The mashed potatoes turned out incredibly well.  I used a margarine replacement product which oddly tastes better than actual butter.  To make up for the lack of creaminess, I roasted some garlic, smashed it up, and mixed it into the potatoes.  Don’t know how to roast garlic?  Well, heat your oven up to about 475, drizzle oil over a head of garlic, cover in tin foil, and leave in the oven until  soft.  I often roast garlic in my apartment just for the smell.  Actually, I don’t ever do that.  It just sounds nice.  But yeah, the potatoes were delicious with only garlic, salt, and pepper.

The garlic bread is just a store bought loaf baked at 375 until crispy.  I cut it up, put the pieces in a pan heated up with olive oil for about 30-45 seconds on each side to add a little crispyess, and rubbed with a clove of garlic.  If you’re a fan of garlic like I am, this is a great way to make your own garlic bread with as much garlic flavor as you like.

If you’re interested in trying these out, he’s my recipe.  I don’t usually eat anything resembling this meal, but if you’re interested in trying something new this is a good way to start.  If you would’ve told me a few months ago that I would be attempting to cook vegan, I would’ve laughed at you.  Buuuut, the ladies will make you do weird things.

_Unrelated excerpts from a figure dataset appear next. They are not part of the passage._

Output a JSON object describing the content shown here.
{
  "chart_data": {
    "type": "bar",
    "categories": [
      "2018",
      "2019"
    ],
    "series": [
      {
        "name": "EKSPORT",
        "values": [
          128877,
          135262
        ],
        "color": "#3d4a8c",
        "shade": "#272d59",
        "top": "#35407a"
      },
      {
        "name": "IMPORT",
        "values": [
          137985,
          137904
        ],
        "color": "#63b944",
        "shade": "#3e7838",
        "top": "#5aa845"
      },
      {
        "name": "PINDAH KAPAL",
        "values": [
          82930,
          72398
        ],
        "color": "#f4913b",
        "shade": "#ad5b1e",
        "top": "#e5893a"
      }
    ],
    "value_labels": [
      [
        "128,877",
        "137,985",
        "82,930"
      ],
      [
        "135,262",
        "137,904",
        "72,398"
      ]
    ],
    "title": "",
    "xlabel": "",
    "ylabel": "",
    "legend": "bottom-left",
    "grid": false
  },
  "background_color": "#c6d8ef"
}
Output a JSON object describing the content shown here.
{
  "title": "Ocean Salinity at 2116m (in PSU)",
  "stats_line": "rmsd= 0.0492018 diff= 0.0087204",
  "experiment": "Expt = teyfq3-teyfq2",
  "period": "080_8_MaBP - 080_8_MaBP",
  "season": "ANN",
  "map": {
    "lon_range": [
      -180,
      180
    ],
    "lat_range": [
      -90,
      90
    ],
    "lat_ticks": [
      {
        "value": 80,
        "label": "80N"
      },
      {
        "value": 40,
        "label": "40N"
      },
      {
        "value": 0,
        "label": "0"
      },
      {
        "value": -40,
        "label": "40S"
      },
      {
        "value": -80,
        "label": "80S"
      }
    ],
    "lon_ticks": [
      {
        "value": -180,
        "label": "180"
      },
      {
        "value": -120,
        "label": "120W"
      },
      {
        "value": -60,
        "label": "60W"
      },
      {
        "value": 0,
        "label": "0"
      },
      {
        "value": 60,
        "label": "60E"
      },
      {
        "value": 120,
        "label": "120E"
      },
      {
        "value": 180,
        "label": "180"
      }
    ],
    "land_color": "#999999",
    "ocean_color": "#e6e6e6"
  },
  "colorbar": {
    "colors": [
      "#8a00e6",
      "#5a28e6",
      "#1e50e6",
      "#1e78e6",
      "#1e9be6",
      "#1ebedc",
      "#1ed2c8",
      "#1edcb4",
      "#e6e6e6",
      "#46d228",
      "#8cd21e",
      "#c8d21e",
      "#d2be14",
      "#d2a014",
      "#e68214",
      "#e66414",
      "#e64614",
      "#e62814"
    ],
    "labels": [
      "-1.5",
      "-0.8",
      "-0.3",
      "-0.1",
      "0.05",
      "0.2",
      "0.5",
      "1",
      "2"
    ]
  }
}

Oh, and for the first time I actually measured everything.

INGREDIENTS

Makes 12 small patties, or 4 large ones.

– 1 tbsp olive oil
– 1/4 cup diced onion
– 1/4 cup diced green pepper
– 1 celery stalk, diced
– 2 cloves minced garlic
– 1 280z can chickpeas (drained)
– 1 tsp thyme
– 1 tsp paprika
– 1 tsp cumin
– cayenne pepper – I used about 2 tsp, but I like things spicy.
– dash hot sauce – Again, I used more but I like things spicy
– 2 tbsp chopped fresh parsley
– 2 tbsp flour
– 1 tbsp cornstarch
– salt and pepper to taste
– olive oil for cooking

COOKING

1. Heat the olive oil in a frying pan over medium heat. Saute onion, green pepper, garlic and celery until softened/browned. Enjoy the smell of your home.  Remove from heat.
2. Place the chickpeas in a food processor along with the onion mixture. Pulse until chickpeas are no longer whole, but don’t process them too much. Place chickpeas in a bowl and add spices, hot sauce, and parsley. Mix well. Add flour and cornstarch and mix well. Place in the fridge for 30 mins or so.
3. Heat oil in a frying pan over med/med-hi heat. Shape chickpea mixture into 12 or 4 patties and fry in batches, about 2-3 mins per side, or until crispy and browned. Flip a few times if they are browning too quickly. If you have trouble forming the patties, add some more cornstarch to hold it all together.
One thing I should mention is that if you have trouble with the inside being a bit too mushy, cook the patties in the oven on 350 degrees for about 10 minutes before frying.  This will give you guaranteed even cooking all the way through.